In particular, the bridging layer defines Bridges.LazyBridgeOptimizer, which has fields like:

struct LazyBridgeOptimizer
    constraint_bridge_types::Vector{Any}
    constraint_node::Dict{Tuple{Type,Type},ConstraintNode}
    constraint_types::Vector{Tuple{Type,Type}}
end

This is because the LazyBridgeOptimizer needs to be able to deal with any function-in-set type passed to it, and we also allow users to pass additional bridges that they defined in external packages.

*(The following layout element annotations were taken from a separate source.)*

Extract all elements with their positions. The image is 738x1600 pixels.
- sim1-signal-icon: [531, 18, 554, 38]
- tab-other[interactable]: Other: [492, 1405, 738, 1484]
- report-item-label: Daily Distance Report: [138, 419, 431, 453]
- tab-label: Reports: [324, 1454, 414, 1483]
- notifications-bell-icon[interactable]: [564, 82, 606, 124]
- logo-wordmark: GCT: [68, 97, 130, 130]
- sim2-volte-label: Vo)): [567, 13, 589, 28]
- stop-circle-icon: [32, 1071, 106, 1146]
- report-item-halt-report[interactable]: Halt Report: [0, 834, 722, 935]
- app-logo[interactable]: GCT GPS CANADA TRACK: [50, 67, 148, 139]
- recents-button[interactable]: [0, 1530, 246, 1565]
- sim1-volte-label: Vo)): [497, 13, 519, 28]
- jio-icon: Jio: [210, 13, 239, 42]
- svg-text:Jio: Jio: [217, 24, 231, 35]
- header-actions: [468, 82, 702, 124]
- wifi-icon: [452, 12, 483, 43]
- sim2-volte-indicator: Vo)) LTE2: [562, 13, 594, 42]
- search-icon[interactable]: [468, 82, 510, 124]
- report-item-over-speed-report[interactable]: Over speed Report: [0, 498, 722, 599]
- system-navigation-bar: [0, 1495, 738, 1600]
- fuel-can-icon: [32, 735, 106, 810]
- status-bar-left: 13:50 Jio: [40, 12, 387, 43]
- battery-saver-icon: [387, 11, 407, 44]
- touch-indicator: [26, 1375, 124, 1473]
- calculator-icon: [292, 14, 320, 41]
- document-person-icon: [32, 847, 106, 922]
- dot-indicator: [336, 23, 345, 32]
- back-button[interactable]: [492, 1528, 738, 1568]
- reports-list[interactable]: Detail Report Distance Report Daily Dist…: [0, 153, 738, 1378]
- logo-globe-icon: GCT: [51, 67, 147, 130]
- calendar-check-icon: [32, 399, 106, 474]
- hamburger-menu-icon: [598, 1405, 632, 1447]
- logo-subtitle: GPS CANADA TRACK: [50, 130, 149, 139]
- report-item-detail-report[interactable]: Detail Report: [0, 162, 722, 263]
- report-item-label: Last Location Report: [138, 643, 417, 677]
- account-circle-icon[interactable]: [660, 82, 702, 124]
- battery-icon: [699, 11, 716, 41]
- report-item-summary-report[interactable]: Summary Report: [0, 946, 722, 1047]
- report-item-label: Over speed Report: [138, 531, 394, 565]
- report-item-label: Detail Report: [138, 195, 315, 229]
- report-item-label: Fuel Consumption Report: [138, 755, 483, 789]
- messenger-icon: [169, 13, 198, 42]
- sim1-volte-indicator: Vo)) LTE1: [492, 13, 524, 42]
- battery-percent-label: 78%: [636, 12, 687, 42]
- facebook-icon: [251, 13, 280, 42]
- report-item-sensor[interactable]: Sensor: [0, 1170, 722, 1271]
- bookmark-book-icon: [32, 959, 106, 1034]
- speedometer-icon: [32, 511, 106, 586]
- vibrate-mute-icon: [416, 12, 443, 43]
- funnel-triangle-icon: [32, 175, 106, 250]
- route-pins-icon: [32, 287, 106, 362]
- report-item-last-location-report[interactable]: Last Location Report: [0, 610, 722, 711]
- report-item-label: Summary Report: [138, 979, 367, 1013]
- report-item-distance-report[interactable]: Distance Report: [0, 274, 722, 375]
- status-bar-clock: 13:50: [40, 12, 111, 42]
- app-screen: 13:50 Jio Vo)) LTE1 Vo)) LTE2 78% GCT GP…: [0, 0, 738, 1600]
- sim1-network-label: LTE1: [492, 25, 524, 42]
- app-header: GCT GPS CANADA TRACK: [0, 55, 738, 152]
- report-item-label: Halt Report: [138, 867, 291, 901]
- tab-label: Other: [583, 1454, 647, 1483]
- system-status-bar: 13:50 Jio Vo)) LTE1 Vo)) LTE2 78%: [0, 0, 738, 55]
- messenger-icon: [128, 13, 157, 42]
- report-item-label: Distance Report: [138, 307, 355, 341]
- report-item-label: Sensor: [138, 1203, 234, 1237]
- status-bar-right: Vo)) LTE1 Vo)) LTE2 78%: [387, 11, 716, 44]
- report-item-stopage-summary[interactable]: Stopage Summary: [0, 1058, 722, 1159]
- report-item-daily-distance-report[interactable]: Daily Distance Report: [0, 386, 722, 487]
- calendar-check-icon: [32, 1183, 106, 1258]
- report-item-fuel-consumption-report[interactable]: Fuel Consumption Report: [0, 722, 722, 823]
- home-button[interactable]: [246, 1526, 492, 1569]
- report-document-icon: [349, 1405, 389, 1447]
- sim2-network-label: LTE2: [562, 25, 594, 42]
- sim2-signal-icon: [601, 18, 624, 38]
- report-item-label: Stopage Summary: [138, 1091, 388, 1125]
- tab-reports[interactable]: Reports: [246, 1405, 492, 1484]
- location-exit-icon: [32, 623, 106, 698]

So to recap, MathOptInterface suffers package latency because:

  1. there are a large number of types and functions
  2. and these are split between multiple modules, including external packages
  3. and there are type-instabilities like those in the bridging layer.

Resolutions

There are no magic solutions to reduce latency. Issue #1313 tracks progress on reducing latency in MathOptInterface.

A useful script is the following (replace GLPK as needed):

import GLPK
import MathOptInterface as MOI

function example_diet(optimizer, bridge)
    category_data = [
        1800.0 2200.0;
          91.0    Inf;
           0.0   65.0;
           0.0 1779.0
    ]
    cost = [2.49, 2.89, 1.50, 1.89, 2.09, 1.99, 2.49, 0.89, 1.59]
    food_data = [
        410 24 26 730;
        420 32 10 1190;
        560 20 32 1800;
        380  4 19 270;
        320 12 10 930;
        320 15 12 820;
        320 31 12 1230;
        100  8 2.5 125;
        330  8 10 180
    ]
    bridge_model = if bridge
        MOI.instantiate(optimizer; with_bridge_type=Float64)
    else
        MOI.instantiate(optimizer)
    end
    model = MOI.Utilities.CachingOptimizer(
        MOI.Utilities.UniversalFallback(MOI.Utilities.Model{Float64}()),
        MOI.Utilities.AUTOMATIC,
    )
    MOI.Utilities.reset_optimizer(model, bridge_model)
    MOI.set(model, MOI.Silent(), true)
    nutrition = MOI.add_variables(model, size(category_data, 1))
    for (i, v) in enumerate(nutrition)
        MOI.add_constraint(model, v, MOI.GreaterThan(category_data[i, 1]))
        MOI.add_constraint(model, v, MOI.LessThan(category_data[i, 2]))
    end
    buy = MOI.add_variables(model, size(food_data, 1))
    MOI.add_constraint.(model, buy, MOI.GreaterThan(0.0))
    MOI.set(model, MOI.ObjectiveSense(), MOI.MIN_SENSE)
    f = MOI.ScalarAffineFunction(MOI.ScalarAffineTerm.(cost, buy), 0.0)
    MOI.set(model, MOI.ObjectiveFunction{typeof(f)}(), f)
    for (j, n) in enumerate(nutrition)
        f = MOI.ScalarAffineFunction(
            MOI.ScalarAffineTerm.(food_data[:, j], buy),
            0.0,
        )
        push!(f.terms, MOI.ScalarAffineTerm(-1.0, n))
        MOI.add_constraint(model, f, MOI.EqualTo(0.0))
    end
    MOI.optimize!(model)
    term_status = MOI.get(model, MOI.TerminationStatus())
    @assert term_status == MOI.OPTIMAL
    MOI.add_constraint(
        model,
        MOI.ScalarAffineFunction(
            MOI.ScalarAffineTerm.(1.0, [buy[end-1], buy[end]]),
            0.0,
        ),
        MOI.LessThan(6.0),
    )
    MOI.optimize!(model)
    @assert MOI.get(model, MOI.TerminationStatus()) == MOI.INFEASIBLE
    return
end

if length(ARGS) > 0
    bridge = get(ARGS, 2, "") != "--no-bridge"
    println("Running: $(ARGS[1]) $(get(ARGS, 2, ""))")
    @time example_diet(GLPK.Optimizer, bridge)
    @time example_diet(GLPK.Optimizer, bridge)
    exit(0)
end

You can create a flame-graph via

using SnoopCompile
tinf = @snoopi_deep example_diet(GLPK.Optimizer, true)
using ProfileView
ProfileView.view(flamegraph(tinf))

Here's how things looked in mid-August 2021: flamegraph

There are a few opportunities for improvement (non-red flames, particularly on the right). But the main problem is a large red (non-precompilable due to method ownership) flame.